Umweltpolitikanalyse

Eine Forschungsagenda

#9

Umweltschutz im Mehrebenensystem

Umweltpolitik ist heute immer auch Mehrebenenpolitik. Genauso wie die nationale Umweltpolitik in immer größerem Maße von supra- oder internationalen Politikentwicklungen geprägt ist (Börzel 2002; Knill 2001; Jordan/Liefferink 2004), wird die Entwicklung der internationalen Umweltpolitik in starkem Maße von nationalen oder subnationalen Entwicklungen vorangetrieben (Jörgens 2004; Betsill/Bulkeley 2004; Schreurs et al. 2009a). Die vielleicht wichtigste Entwicklung der vergangenen Jahrzehnte ist dabei die kontinuierliche Verdichtung des institutionellen Rahmens der Umweltpolitik über alle Politikebenen. Auf der internationalen Ebene drückt sich dies vor allem in einer graduellen Neudefinition der Rolle inter- und supranationaler Organisationen aus. Internationale Organisationen werden nicht mehr ausschließlich als Instrumente zwischenstaatlicher Kooperation gesehen, sondern zunehmend auch als autonome Akteure definiert, die die internationale Politik in nicht unerheblicher Weise beeinflussen (Reinalda/Verbeek 1998; Nielson/Tierney 2003; Thatcher/Stone Sweet 2003; Hawkins et al. 2006). Traditionelle Konzepte des Intergouvernementalismus, in denen Nationalstaaten die dominierenden Akteure im Mehrebenesystem darstellen, werden immer mehr von neuen Konzepten des Supra- oder Internationalismus überlagert, in denen internationale Bürokratien und transnational vernetzte Regulierungsbehörden einen eigenständigen Einfluss auf globale Politikergebnisse haben (Barnett/Finnemore 2004). Gleichzeitig ist auch eine Erosion des Nationalstaats „von unten“ zu beobachten, bei der nationalstaatliche Entscheidungen zunehmend von subnationalen Politikinnovationen beeinflusst oder gar substituiert werden (Schreurs 2008; Happaerts et al. 2010). Im Folgenden werden die Auswirkungen dieser Entwicklungen für die Umweltpolitikanalyse skizziert.

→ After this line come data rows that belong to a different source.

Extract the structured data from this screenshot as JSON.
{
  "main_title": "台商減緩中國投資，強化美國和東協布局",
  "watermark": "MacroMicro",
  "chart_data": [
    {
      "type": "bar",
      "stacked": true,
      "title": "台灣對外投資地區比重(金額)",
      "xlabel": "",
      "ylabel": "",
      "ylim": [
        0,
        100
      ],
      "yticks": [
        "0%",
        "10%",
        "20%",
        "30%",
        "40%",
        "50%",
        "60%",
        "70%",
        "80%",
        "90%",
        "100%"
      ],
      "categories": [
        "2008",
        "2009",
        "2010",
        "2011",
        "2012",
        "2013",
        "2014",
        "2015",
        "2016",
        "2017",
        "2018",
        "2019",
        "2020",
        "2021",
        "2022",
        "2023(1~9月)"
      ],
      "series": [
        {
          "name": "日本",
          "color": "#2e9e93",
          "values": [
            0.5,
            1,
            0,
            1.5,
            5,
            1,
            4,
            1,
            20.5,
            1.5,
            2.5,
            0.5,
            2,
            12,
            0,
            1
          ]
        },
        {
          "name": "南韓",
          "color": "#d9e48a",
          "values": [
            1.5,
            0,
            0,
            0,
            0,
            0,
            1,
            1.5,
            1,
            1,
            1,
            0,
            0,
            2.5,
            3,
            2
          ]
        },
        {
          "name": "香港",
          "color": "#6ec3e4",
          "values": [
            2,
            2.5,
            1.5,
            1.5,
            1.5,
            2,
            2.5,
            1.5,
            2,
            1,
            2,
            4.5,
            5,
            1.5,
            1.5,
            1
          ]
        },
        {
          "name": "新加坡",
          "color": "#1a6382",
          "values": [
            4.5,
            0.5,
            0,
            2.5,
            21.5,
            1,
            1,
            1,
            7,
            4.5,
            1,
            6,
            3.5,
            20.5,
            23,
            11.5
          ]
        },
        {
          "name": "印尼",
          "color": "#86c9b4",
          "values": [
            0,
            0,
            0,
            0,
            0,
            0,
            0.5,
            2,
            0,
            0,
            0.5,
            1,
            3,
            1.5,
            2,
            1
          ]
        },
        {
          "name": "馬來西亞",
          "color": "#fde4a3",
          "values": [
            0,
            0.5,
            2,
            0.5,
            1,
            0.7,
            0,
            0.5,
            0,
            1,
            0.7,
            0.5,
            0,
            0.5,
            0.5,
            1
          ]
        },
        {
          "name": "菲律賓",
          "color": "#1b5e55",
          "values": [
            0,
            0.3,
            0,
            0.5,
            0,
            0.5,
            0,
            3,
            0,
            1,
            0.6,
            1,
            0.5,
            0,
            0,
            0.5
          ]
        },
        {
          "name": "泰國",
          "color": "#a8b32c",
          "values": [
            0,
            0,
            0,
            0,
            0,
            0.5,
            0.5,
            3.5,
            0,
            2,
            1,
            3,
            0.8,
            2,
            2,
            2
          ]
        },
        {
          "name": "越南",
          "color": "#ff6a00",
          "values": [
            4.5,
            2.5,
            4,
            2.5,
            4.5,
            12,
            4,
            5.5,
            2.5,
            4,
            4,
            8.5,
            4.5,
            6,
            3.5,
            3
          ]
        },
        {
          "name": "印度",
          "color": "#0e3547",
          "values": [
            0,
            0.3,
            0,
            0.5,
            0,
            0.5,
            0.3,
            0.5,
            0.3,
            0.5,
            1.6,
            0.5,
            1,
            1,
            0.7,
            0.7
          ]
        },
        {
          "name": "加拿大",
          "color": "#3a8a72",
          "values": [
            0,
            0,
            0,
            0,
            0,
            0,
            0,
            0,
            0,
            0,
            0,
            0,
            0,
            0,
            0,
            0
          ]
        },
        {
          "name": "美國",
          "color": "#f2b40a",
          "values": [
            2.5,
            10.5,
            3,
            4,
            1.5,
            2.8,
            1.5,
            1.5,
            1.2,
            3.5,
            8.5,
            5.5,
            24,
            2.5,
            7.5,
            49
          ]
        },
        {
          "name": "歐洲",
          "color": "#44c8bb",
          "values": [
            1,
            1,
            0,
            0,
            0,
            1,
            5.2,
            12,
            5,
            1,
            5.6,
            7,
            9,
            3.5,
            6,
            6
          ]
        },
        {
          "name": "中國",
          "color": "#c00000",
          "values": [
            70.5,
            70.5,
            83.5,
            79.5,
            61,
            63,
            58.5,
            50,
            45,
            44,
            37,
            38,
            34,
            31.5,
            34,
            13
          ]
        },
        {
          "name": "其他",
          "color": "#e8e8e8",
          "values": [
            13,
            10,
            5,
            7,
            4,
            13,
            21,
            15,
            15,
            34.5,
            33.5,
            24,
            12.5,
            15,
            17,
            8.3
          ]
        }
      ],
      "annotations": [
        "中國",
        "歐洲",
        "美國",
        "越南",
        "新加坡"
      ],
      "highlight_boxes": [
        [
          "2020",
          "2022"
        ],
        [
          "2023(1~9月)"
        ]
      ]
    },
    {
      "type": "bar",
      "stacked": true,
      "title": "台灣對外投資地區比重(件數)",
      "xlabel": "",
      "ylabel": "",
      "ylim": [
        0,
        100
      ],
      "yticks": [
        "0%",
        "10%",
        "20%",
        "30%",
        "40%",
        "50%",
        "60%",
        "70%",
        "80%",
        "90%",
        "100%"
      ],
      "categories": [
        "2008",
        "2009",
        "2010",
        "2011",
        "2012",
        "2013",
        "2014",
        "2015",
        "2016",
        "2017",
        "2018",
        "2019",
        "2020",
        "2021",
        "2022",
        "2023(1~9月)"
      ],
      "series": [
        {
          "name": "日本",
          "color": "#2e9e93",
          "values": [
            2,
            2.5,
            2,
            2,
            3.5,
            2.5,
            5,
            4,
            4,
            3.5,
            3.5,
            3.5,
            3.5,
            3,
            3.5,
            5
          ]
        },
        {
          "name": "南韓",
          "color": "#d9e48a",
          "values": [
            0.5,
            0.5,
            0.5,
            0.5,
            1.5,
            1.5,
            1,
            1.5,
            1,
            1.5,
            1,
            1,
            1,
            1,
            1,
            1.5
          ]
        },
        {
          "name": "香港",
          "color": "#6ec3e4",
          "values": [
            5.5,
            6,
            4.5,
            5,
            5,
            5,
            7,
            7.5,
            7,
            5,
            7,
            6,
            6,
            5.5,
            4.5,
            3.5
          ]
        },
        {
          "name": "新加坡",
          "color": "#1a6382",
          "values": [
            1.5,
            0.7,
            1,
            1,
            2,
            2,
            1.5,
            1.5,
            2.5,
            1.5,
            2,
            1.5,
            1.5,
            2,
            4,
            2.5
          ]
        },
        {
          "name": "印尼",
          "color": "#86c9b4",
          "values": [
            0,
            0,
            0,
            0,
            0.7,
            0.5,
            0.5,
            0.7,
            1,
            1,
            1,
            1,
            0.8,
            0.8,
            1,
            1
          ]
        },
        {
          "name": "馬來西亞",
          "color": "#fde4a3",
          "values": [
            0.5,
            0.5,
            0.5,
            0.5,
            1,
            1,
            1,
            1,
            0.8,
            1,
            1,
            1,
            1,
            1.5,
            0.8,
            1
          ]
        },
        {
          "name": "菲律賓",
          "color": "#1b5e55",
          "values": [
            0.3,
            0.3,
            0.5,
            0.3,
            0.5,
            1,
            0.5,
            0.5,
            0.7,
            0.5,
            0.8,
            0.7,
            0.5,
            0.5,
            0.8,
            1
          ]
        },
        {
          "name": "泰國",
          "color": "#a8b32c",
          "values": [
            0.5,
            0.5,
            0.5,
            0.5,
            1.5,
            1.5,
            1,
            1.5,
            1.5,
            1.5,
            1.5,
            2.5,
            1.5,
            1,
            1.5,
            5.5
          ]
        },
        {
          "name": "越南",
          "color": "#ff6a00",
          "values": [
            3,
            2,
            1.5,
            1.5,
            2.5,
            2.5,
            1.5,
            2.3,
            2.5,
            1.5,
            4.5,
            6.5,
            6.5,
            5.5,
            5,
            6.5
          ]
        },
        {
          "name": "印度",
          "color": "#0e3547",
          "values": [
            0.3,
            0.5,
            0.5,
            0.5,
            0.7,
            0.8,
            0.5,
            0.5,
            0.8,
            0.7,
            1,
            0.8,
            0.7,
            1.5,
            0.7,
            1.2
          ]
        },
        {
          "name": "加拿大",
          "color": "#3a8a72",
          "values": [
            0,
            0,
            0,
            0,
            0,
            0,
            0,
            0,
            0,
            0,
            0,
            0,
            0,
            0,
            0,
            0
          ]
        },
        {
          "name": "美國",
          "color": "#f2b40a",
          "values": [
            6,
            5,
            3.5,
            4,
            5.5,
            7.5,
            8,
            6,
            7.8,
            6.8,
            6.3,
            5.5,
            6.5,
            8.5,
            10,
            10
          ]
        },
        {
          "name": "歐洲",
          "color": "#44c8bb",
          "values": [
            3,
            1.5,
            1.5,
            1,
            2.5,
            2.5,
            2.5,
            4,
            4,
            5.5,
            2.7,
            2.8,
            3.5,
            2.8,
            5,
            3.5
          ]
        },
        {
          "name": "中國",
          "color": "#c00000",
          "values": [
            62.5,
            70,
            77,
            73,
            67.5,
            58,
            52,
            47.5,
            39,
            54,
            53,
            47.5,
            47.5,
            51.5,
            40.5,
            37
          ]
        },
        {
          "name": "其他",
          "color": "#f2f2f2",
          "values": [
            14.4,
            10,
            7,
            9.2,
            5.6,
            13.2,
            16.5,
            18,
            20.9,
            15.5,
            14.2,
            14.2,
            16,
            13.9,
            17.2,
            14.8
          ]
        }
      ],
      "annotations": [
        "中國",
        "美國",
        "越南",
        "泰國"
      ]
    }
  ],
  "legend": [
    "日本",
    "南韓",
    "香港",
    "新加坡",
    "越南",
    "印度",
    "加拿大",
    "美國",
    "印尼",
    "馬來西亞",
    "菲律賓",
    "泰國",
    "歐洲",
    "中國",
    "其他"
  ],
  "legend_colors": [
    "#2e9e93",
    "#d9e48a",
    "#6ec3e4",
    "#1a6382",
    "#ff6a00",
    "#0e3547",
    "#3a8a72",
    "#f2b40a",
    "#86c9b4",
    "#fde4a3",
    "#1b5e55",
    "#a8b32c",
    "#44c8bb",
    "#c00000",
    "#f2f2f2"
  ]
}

9. These: Internationale Verwaltungen beeinflussen in steigendem Maße die Entwicklung nationaler und internationale Umweltpolitiken. Ihre eigenständige Rolle ist jedoch bisher nur ansatzweise untersucht.

Die Politikwissenschaft hat internationale Organisationen lange Zeit in erster Linie als von Nationalstaaten geschaffene und von ihnen gesteuerte Infrastrukturen zur Erleichterung der zwischenstaatlichen Kooperation betrachtet (Keohane 1984). Erst in den letzten 10 Jahren wurde diese intergouvernementalistische Perspektive durch eine principal-agent Perspektive ergänzt, die internationalen Organisationen eine – wenn auch begrenzte – Handlungsautonomie zuspricht und von einer wechselseitigen Beeinflussung von nationalen Regierungen und internationalen Organisationen ausgeht (Hawkins et al. 2006). Durch diese neue Perspektive rückten auch die Verwaltungsstäbe internationaler Organisationen, ihre Sekretariate und Verwaltungsapparate, in den Mittelpunkt des politikwissenschaftlichen Interesses (Liese/Weinlich 2006; Benner et al. 2009). Die Rolle, die Motivationen und Strategien sowie der Einfluss dieser internationaler Bürokratien ist bislang jedoch noch weitgehend ungeklärt (Barnett/Finnemore 2004; Dingwerth et al. 2009). Nicht zuletzt steht die weitgehende Vernachlässigung der Bedeutung und des Einflusses internationaler Verwaltungen in einem krassen Gegensatz zur öffentlichen und politischen Kritik am ungebremsten Wachstum der EU- und UN-Bürokratie (Enzensberger 2011).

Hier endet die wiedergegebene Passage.